Lily’s approach suggests involving the whole family not just at the "color swatch" stage but through the whole build. Show them the layers that sit under their feet. Let them see that the beautiful finished floor is supported by hidden structure, the same way visible empowerment is supported by less visible research and planning.
Why her work matters beyond galleries and blogs
At first glance, Lily’s path might look like it lives mostly in classrooms and online spaces. A Cornell Art History degree. Research papers. An interview based blog.
But the through line is simple: she keeps asking who has a voice, who has space, and how early those patterns start.

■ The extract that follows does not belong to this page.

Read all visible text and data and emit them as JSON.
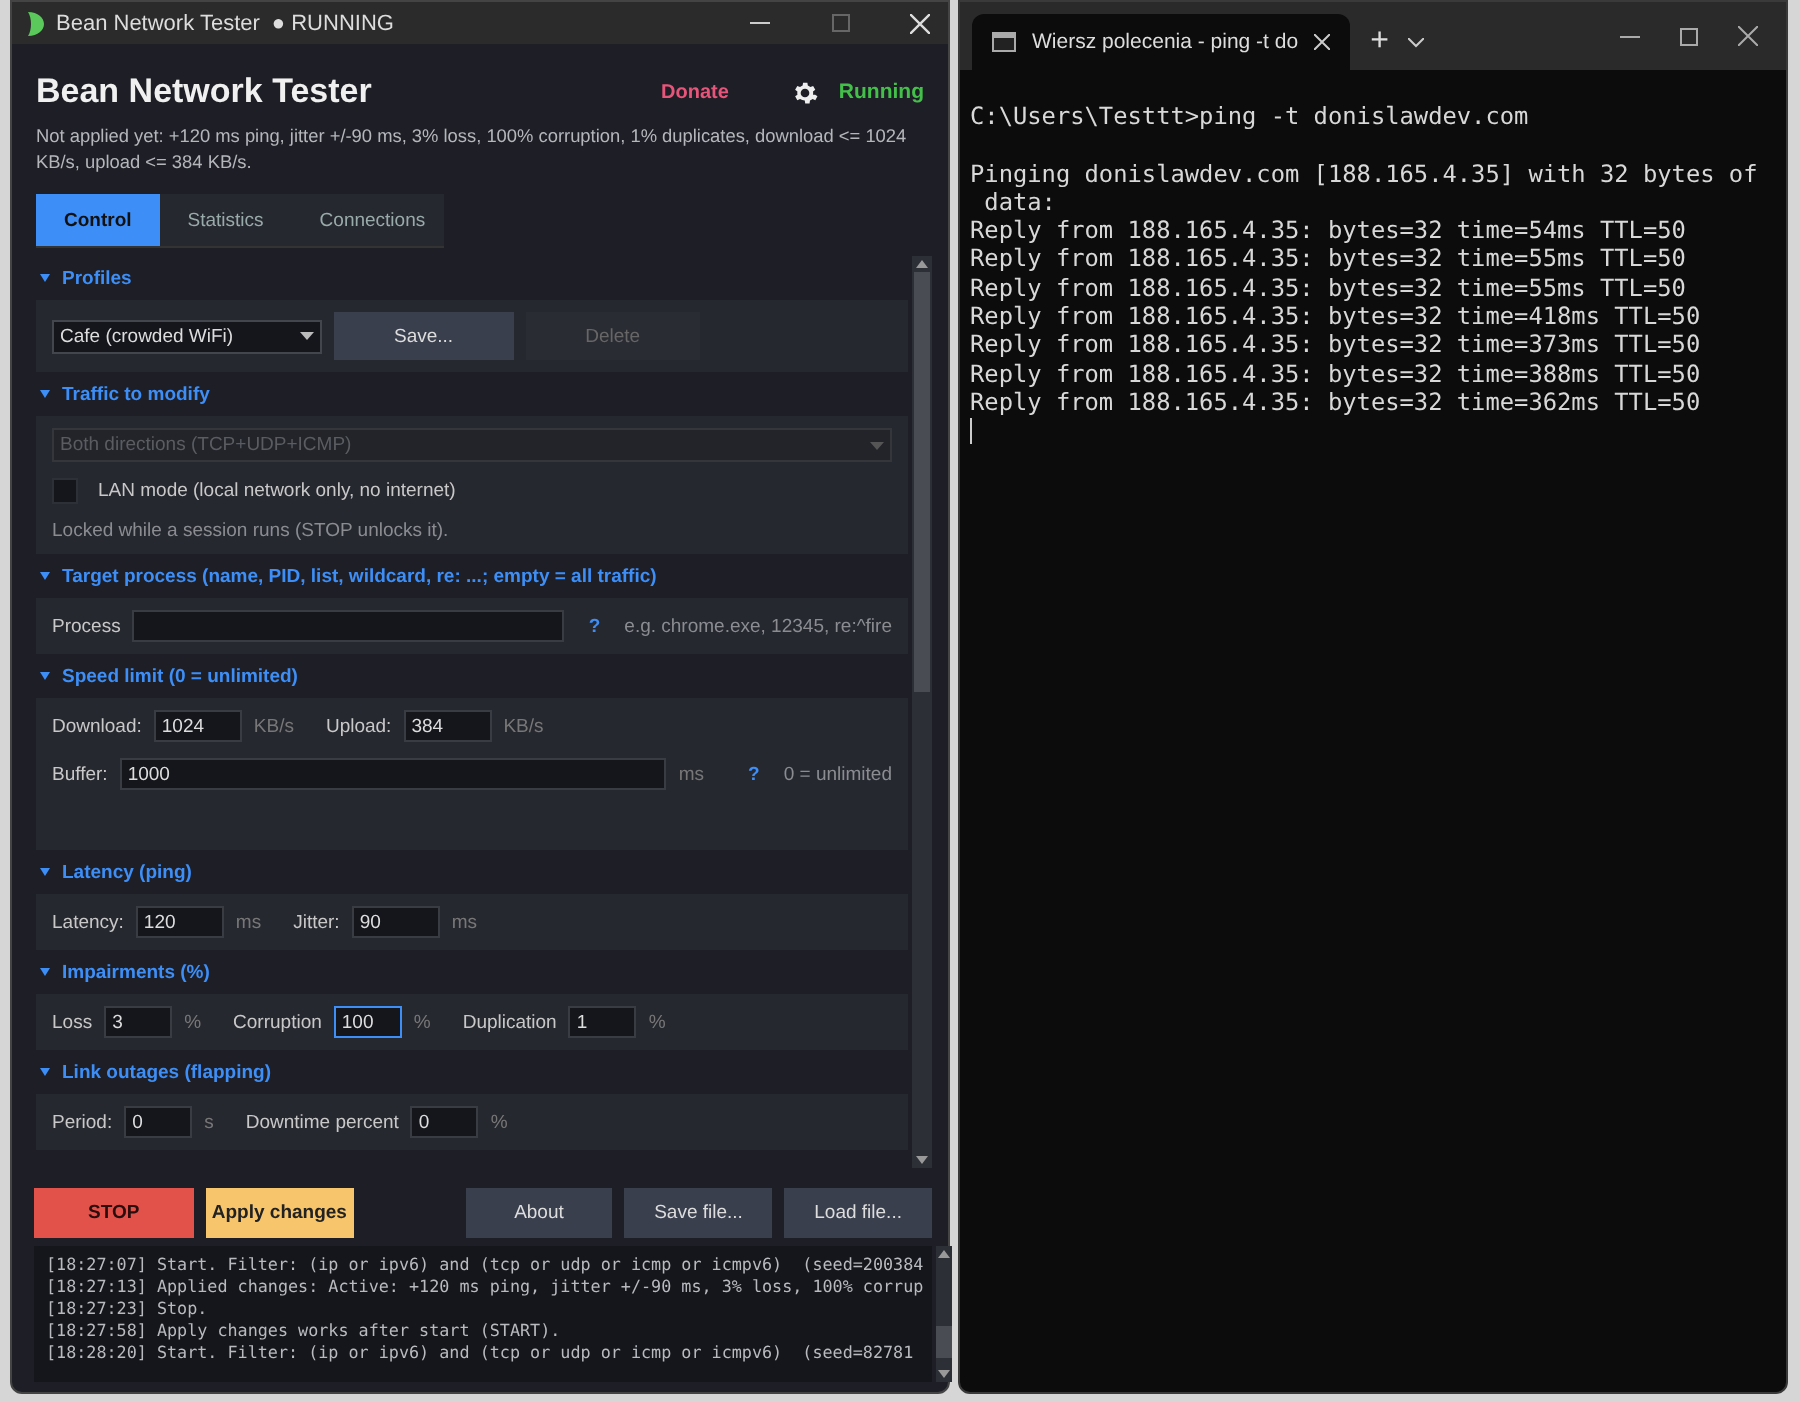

That is why her projects connect well with something as grounded as home design. Your home is one of the earliest and strongest messages your children get about their place in the world. It can quietly reinforce old patterns, or it can open new ones.
Lily’s work shows that you do not need a museum budget to affect that. You can:
- Pay attention to whose work is on your walls.

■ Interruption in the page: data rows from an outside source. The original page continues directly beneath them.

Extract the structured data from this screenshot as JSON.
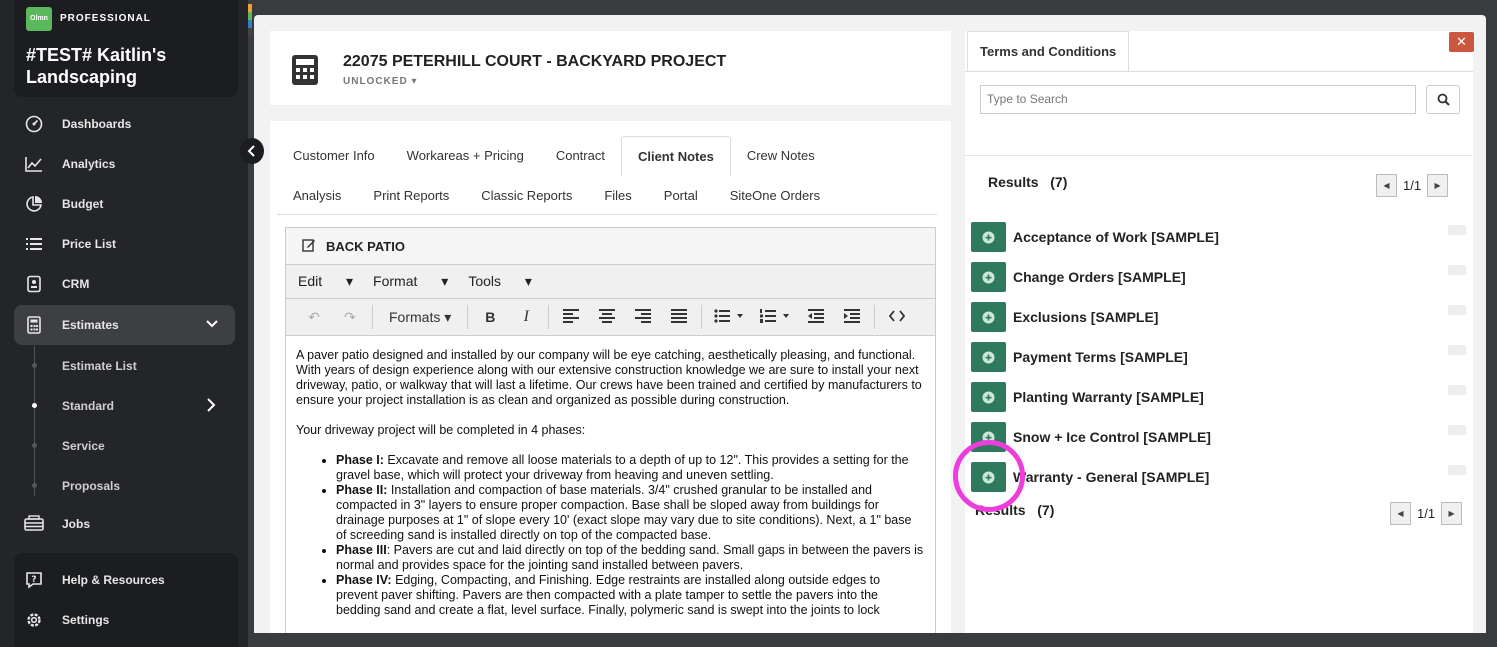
{
  "brand": {
    "logo": "Olmn",
    "tier": "PROFESSIONAL",
    "company": "#TEST# Kaitlin's Landscaping",
    "strip_colors": [
      "#f0a030",
      "#5cb85c",
      "#3a7ac0"
    ]
  },
  "nav": {
    "items": [
      {
        "label": "Dashboards",
        "icon": "gauge-icon"
      },
      {
        "label": "Analytics",
        "icon": "line-chart-icon"
      },
      {
        "label": "Budget",
        "icon": "pie-chart-icon"
      },
      {
        "label": "Price List",
        "icon": "list-icon"
      },
      {
        "label": "CRM",
        "icon": "id-badge-icon"
      },
      {
        "label": "Estimates",
        "icon": "calculator-icon"
      }
    ],
    "sub_items": [
      "Estimate List",
      "Standard",
      "Service",
      "Proposals"
    ],
    "jobs": "Jobs",
    "help": "Help & Resources",
    "settings": "Settings"
  },
  "project": {
    "title": "22075 PETERHILL COURT - BACKYARD PROJECT",
    "status": "UNLOCKED"
  },
  "tabs": {
    "row1": [
      "Customer Info",
      "Workareas + Pricing",
      "Contract",
      "Client Notes",
      "Crew Notes"
    ],
    "row2": [
      "Analysis",
      "Print Reports",
      "Classic Reports",
      "Files",
      "Portal",
      "SiteOne Orders"
    ],
    "active": "Client Notes"
  },
  "editor": {
    "section_title": "BACK PATIO",
    "menus": [
      "Edit",
      "Format",
      "Tools"
    ],
    "formats_label": "Formats",
    "paragraph1": "A paver patio designed and installed by our company will be eye catching, aesthetically pleasing, and functional. With years of design experience along with our extensive construction knowledge we are sure to install your next driveway, patio, or walkway that will last a lifetime.  Our crews have been trained and certified by manufacturers to ensure your project installation is as clean and organized as possible during construction.",
    "paragraph2": "Your driveway project will be completed in 4 phases:",
    "phases": [
      {
        "label": "Phase I:",
        "text": "  Excavate and remove all loose materials to a depth of up to 12\".  This provides a setting for the gravel base, which will protect your driveway from heaving and uneven settling."
      },
      {
        "label": "Phase II:",
        "text": "  Installation and compaction of base materials.  3/4\" crushed granular to be installed and compacted in 3\" layers to ensure proper compaction.  Base shall be sloped away from buildings for drainage purposes at 1\" of slope every 10' (exact slope may vary due to site conditions).  Next, a 1\" base of screeding sand is installed directly on top of the compacted base."
      },
      {
        "label": "Phase III",
        "text": ": Pavers are cut and laid directly on top of the bedding sand.  Small gaps in between the pavers is normal and provides space for the jointing sand installed between pavers."
      },
      {
        "label": "Phase IV:",
        "text": " Edging, Compacting, and Finishing.  Edge restraints are installed along outside edges to prevent paver shifting.  Pavers are then compacted with a plate tamper to settle the pavers into the bedding sand and create a flat, level surface.  Finally, polymeric sand is swept into the joints to lock"
      }
    ]
  },
  "terms": {
    "tab_label": "Terms and Conditions",
    "close": "✕",
    "search_placeholder": "Type to Search",
    "results_label": "Results",
    "results_count": "(7)",
    "page": "1/1",
    "items": [
      "Acceptance of Work [SAMPLE]",
      "Change Orders [SAMPLE]",
      "Exclusions [SAMPLE]",
      "Payment Terms [SAMPLE]",
      "Planting Warranty [SAMPLE]",
      "Snow + Ice Control [SAMPLE]",
      "Warranty - General [SAMPLE]"
    ]
  },
  "colors": {
    "accent_green": "#2f7a5f",
    "highlight": "#ee3ddd",
    "close_red": "#c9583e"
  }
}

- Let girls be present at planning and renovation talks.
- Give women in your home spaces that reflect their real work, not just their chores.
- Create corners where creativity wins over neatness.
Small design choices will not erase structural inequality, but they can either support the next generation’s confidence or quietly chip away at it. The room notices. So do the kids.
Questions you might still have
Is this overthinking it? Is a floor just a floor?
Sometimes a floor is just a floor. You choose a surface that is durable and fits your budget. That is fine.
But when you are already spending time and money on a renovation, it costs very little extra to ask who you are centering in your decisions. If you find that women in your home always end up taking second place in space choices, that is worth noticing.
What if my partner is not interested in this kind of conversation?
You do not need to turn every design talk into a debate about gender. You can start with simple, concrete questions like:
- "Who uses this room the most during the week?"
- "If we had to cut the budget, which part would matter most to you personally?"
- "Is there any project space you wish you had but never ask for?"
Often, quiet questions like that open more honest answers than big speeches do.
How can I bring more female artists into my home if I am on a tight budget?
There are many low cost options:
- Look for prints from local women artists at markets or online shops.
- Trade pieces with friends who draw, paint, or take photos.
- Print public domain works by historic women artists and frame them simply.
- Frame your own or your children’s work with the same care you would give a store bought print.
What is one small change I can make this week that follows Lily’s approach?
Pick one wall in a shared space and edit it with intention. Remove one piece that does not say much about your real life, and replace it with something created by a woman whose story you know, whether that is a family member, a local artist, or a founder you admire.
Then tell the people who walk into your home who made it and why you chose it. That small act of curating is very close to how Lily uses art to shift how people see women, one room at a time.